Former finance minister Moshe Kahlon was convicted on Sunday of failing to ensure that serious financial irregularities at UnetCredit were properly reported to the public while he served as the company's chairman.

The conviction came as part of a plea agreement between the parties.

The plea agreement was filed alongside a broader indictment in the UnetCredit case, one of the major corporate collapse cases to emerge from Israel’s non-bank credit sector in recent years.

UnetCredit was a public company that provided non-bank credit and whose shares were traded on the Tel Aviv Stock Exchange. The case centers on what prosecutors describe as a pattern of concealment, circular financing, and misuse of the public company’s funds by controlling shareholders and other senior figures.

Under Kahlon’s plea agreement, he admitted to violating reporting duties under the Securities Law. The sides will ask the court to sentence him to a suspended prison term, a NIS 180,000 fine, and an 18-month restriction on serving as an officer in a public company. The plea agreement remains subject to court approval.

Israel flag with stock market finance, economy trend graph digital technology.
Israel flag with stock market finance, economy trend graph digital technology. (credit: SHUTTERSTOCK)

Kahlon, who previously served as finance minister, was chairman of UnetCredit Financial Services from June 2021 until his resignation in June 2022.

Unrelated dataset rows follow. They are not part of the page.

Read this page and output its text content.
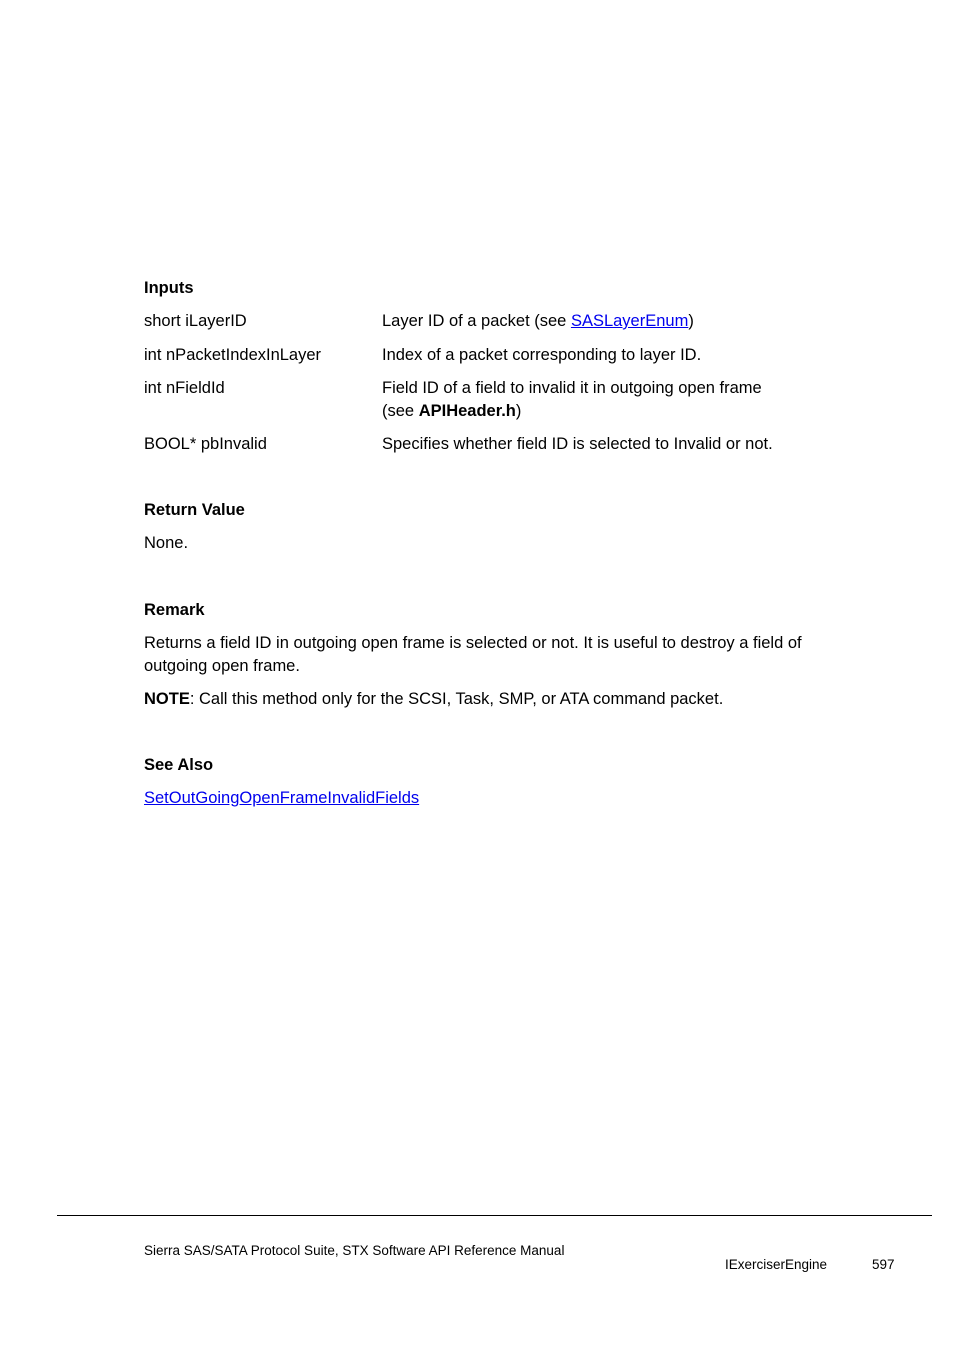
Inputs
short iLayerID	Layer ID of a packet (see SASLayerEnum)
int nPacketIndexInLayer	Index of a packet corresponding to layer ID.
int nFieldId	Field ID of a field to invalid it in outgoing open frame
(see APIHeader.h)
BOOL* pbInvalid	Specifies whether field ID is selected to Invalid or not.
Return Value
None.
Remark
Returns a field ID in outgoing open frame is selected or not. It is useful to destroy a field of
outgoing open frame.
NOTE: Call this method only for the SCSI, Task, SMP, or ATA command packet.
See Also
SetOutGoingOpenFrameInvalidFields
Sierra SAS/SATA Protocol Suite, STX Software API Reference Manual
IExerciserEngine	597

The 2020 share allocation deal

At the center of the case is a 2020 share allocation deal. According to the indictment, UnetCredit’s publicly traded company allocated two million shares, worth NIS 50 million, to the private company controlled by its controlling shareholders and to several advisers.

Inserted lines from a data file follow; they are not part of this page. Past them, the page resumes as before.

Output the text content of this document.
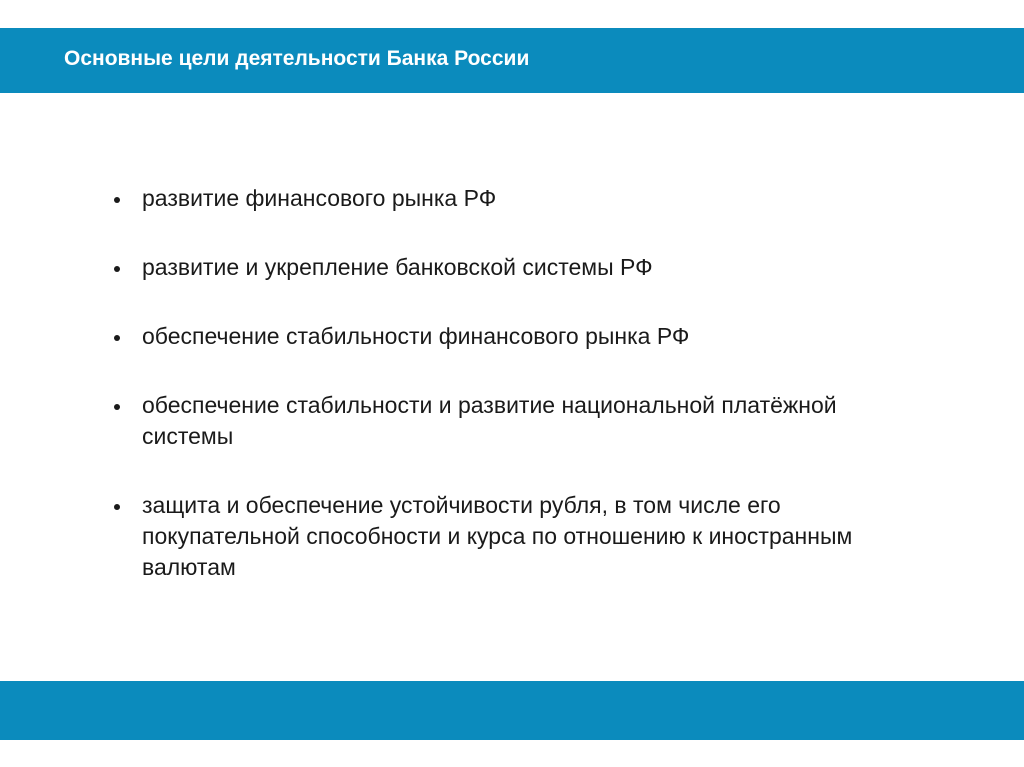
Основные цели деятельности Банка России
развитие финансового рынка РФ
развитие и укрепление банковской системы РФ
обеспечение стабильности финансового рынка РФ
обеспечение стабильности и развитие национальной платёжной системы
защита и обеспечение устойчивости рубля, в том числе его покупательной способности и курса по отношению к иностранным валютам
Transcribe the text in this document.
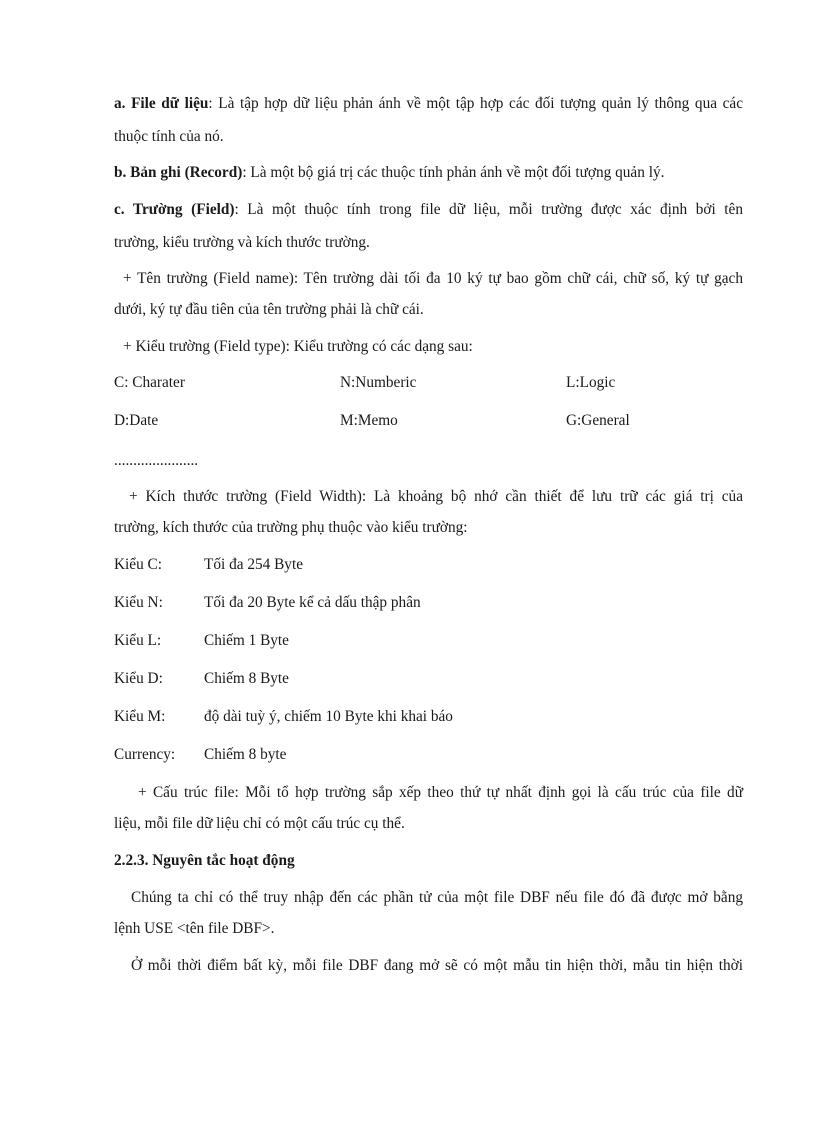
a. File dữ liệu: Là tập hợp dữ liệu phản ánh về một tập hợp các đối tượng quản lý thông qua các
thuộc tính của nó.
b. Bản ghi (Record): Là một bộ giá trị các thuộc tính phản ánh về một đối tượng quản lý.
c. Trường (Field): Là một thuộc tính trong file dữ liệu, mỗi trường được xác định bởi tên
trường, kiểu trường và kích thước trường.
+ Tên trường (Field name): Tên trường dài tối đa 10 ký tự bao gồm chữ cái, chữ số, ký tự gạch
dưới, ký tự đầu tiên của tên trường phải là chữ cái.
+ Kiểu trường (Field type): Kiểu trường có các dạng sau:
C: Charater	N:Numberic	L:Logic
D:Date	M:Memo	G:General
......................
+ Kích thước trường (Field Width): Là khoảng bộ nhớ cần thiết để lưu trữ các giá trị của
trường, kích thước của trường phụ thuộc vào kiểu trường:
Kiểu C:	Tối đa 254 Byte
Kiểu N:	Tối đa 20 Byte kể cả dấu thập phân
Kiểu L:	Chiếm 1 Byte
Kiểu D:	Chiếm 8 Byte
Kiểu M:	độ dài tuỳ ý, chiếm 10 Byte khi khai báo
Currency: Chiếm 8 byte
+ Cấu trúc file: Mỗi tổ hợp trường sắp xếp theo thứ tự nhất định gọi là cấu trúc của file dữ
liệu, mỗi file dữ liệu chỉ có một cấu trúc cụ thể.
2.2.3. Nguyên tắc hoạt động
Chúng ta chỉ có thể truy nhập đến các phần tử của một file DBF nếu file đó đã được mở bằng
lệnh USE <tên file DBF>.
Ở mỗi thời điểm bất kỳ, mỗi file DBF đang mở sẽ có một mẫu tin hiện thời, mẫu tin hiện thời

The deal was presented to the company’s institutions as if the money used to buy the shares would come from outside sources connected to the controlling shareholders. Prosecutors allege that this was not what happened.
Instead, according to the indictment, the public company’s own money was routed through a circular transaction, creating the appearance that the private company had paid for the shares. In effect, prosecutors allege, the public company funded the purchase of its own shares, and the controlling shareholders and others fraudulently obtained shares worth tens of millions of shekels.